Anthropic MCP Hit by Flaw Enabling Remote Code Execution
A critical architectural vulnerability discovered in Anthropic’s Model Context Protocol (MCP) could expose hundreds of thousands of AI systems to remote code execution, according to new research from OX Security.
This flaw is built into the official MCP SDK, affecting every supported programming language, including Python, TypeScript, Java, and Rust.
OX Security researchers estimate the vulnerability touches over 150 million downloads, more than 7,000 publicly accessible servers, and up to 200,000 vulnerable instances globally.
Anthropic MCP Vulnerability
OX Security’s research identifies four distinct attack families that threat actors can leverage:
- Unauthenticated UI Injection in widely used AI frameworks
- Hardening Bypasses in environments marketed as “protected,” including Flowise
- Zero-Click Prompt Injection targeting popular AI IDEs like Windsurf and Cursor
- Malicious Marketplace Distribution, with 9 out of 11 MCP registries successfully poisoned during testing
Researchers confirmed successful command execution on six live production platforms, including LiteLLM, LangChain, and IBM’s LangFlow tools, which are widely used across enterprise AI deployments.
The research has identified at least 10 CVEs with critical and high severity ratings. Affected products include GPT Researcher (CVE-2025-65720), LiteLLM (CVE-2026-30623), Agent Zero (CVE-2026-30624), Windsurf (CVE-2026-30615), DocsGPT (CVE-2026-26015), and several others.
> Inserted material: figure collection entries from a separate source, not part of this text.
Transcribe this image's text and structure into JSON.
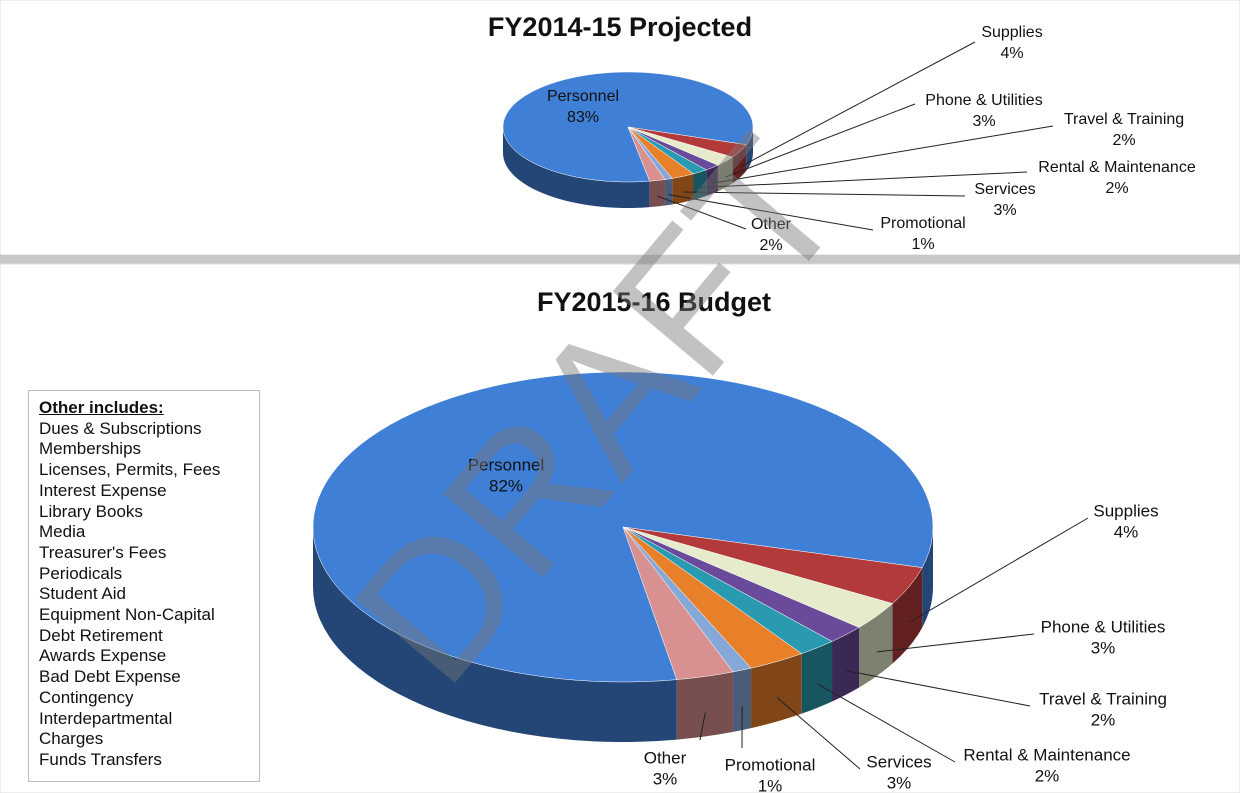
{
  "chart_data": [
    {
      "type": "pie",
      "title": "FY2014-15 Projected",
      "categories": [
        "Personnel",
        "Supplies",
        "Phone & Utilities",
        "Travel & Training",
        "Rental & Maintenance",
        "Services",
        "Promotional",
        "Other"
      ],
      "values": [
        83,
        4,
        3,
        2,
        2,
        3,
        1,
        2
      ],
      "value_labels": [
        "83%",
        "4%",
        "3%",
        "2%",
        "2%",
        "3%",
        "1%",
        "2%"
      ],
      "colors": [
        "#3f7fd6",
        "#b23a3a",
        "#e6ebcc",
        "#6a4a9a",
        "#2a9ab0",
        "#e8802a",
        "#86a8d8",
        "#d89090"
      ]
    },
    {
      "type": "pie",
      "title": "FY2015-16 Budget",
      "categories": [
        "Personnel",
        "Supplies",
        "Phone & Utilities",
        "Travel & Training",
        "Rental & Maintenance",
        "Services",
        "Promotional",
        "Other"
      ],
      "values": [
        82,
        4,
        3,
        2,
        2,
        3,
        1,
        3
      ],
      "value_labels": [
        "82%",
        "4%",
        "3%",
        "2%",
        "2%",
        "3%",
        "1%",
        "3%"
      ],
      "colors": [
        "#3f7fd6",
        "#b23a3a",
        "#e6ebcc",
        "#6a4a9a",
        "#2a9ab0",
        "#e8802a",
        "#86a8d8",
        "#d89090"
      ]
    }
  ],
  "note": {
    "title": "Other includes:",
    "items": [
      "Dues & Subscriptions",
      "Memberships",
      "Licenses, Permits, Fees",
      "Interest Expense",
      "Library Books",
      "Media",
      "Treasurer's Fees",
      "Periodicals",
      "Student Aid",
      "Equipment Non-Capital",
      "Debt Retirement",
      "Awards Expense",
      "Bad Debt Expense",
      "Contingency",
      "Interdepartmental",
      "Charges",
      "Funds Transfers"
    ]
  },
  "watermark": "DRAFT"
}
Attack vectors range from unauthenticated UI injection and authenticated RCE via JSON configuration to zero-click prompt injection leading to local code execution.
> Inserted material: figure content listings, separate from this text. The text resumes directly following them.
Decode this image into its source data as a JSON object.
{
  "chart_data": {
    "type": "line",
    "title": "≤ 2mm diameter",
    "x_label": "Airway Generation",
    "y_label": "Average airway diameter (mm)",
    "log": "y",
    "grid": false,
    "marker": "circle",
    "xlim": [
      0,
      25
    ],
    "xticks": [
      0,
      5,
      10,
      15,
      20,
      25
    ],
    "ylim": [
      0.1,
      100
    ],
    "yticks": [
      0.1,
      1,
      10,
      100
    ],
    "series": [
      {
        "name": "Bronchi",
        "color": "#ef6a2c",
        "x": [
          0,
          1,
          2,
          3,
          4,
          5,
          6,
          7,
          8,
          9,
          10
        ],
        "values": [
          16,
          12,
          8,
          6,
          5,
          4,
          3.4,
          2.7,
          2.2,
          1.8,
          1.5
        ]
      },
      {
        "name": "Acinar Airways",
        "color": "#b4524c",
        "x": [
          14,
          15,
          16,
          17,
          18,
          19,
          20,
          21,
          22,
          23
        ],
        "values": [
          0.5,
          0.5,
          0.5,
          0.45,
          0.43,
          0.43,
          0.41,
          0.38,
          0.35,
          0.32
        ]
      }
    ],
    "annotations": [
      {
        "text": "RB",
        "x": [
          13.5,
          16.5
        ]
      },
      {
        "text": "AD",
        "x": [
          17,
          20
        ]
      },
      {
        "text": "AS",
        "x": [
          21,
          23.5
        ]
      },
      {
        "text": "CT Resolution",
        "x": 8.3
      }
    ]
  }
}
LiteLLM, Bisheng, and DocsGPT have released patches; the remaining disclosures are still in reported status, awaiting fixes.
OX Security says it repeatedly urged Anthropic to issue root-level patches that would have protected millions of downstream users simultaneously.
Anthropic declined, characterizing the behavior as “expected” by design. The firm subsequently notified Anthropic of its intent to publish, and Anthropic did not object.
Through more than 30 responsible disclosures, OX Security has worked to patch individual downstream projects, but the underlying protocol vulnerability remains unaddressed. Anthropic recently unveiled Claude Mythos, a tool designed to help secure the world’s software.
OX Security’s research serves as a direct call for Anthropic to apply that same security-first commitment to its own protocol infrastructure, specifically citing CISA’s “Secure by Design” principles.
Mitigations
Security teams and developers building on MCP-based frameworks should act on the following guidance immediately:
- Block public internet exposure for AI services connected to sensitive APIs and databases
- Treat all external MCP configuration input as untrusted; never allow raw user input to flow into
StdioServerParametersor equivalent functions - Install MCP servers exclusively from verified sources such as the official GitHub MCP Registry.
- Run MCP-enabled services inside sandboxed environments with restricted shell and disk permissions.
- Monitor all tool invocations for unusual background activity or data exfiltration attempts.
- Update all affected services to their latest patched versions, and turn off unpatched services that accept user input.
OX Security has also shipped platform-level protections for its customers, including detection of improper STDIO-based MCP configurations in AI-generated code and flagging of existing vulnerable patterns in customer codebases.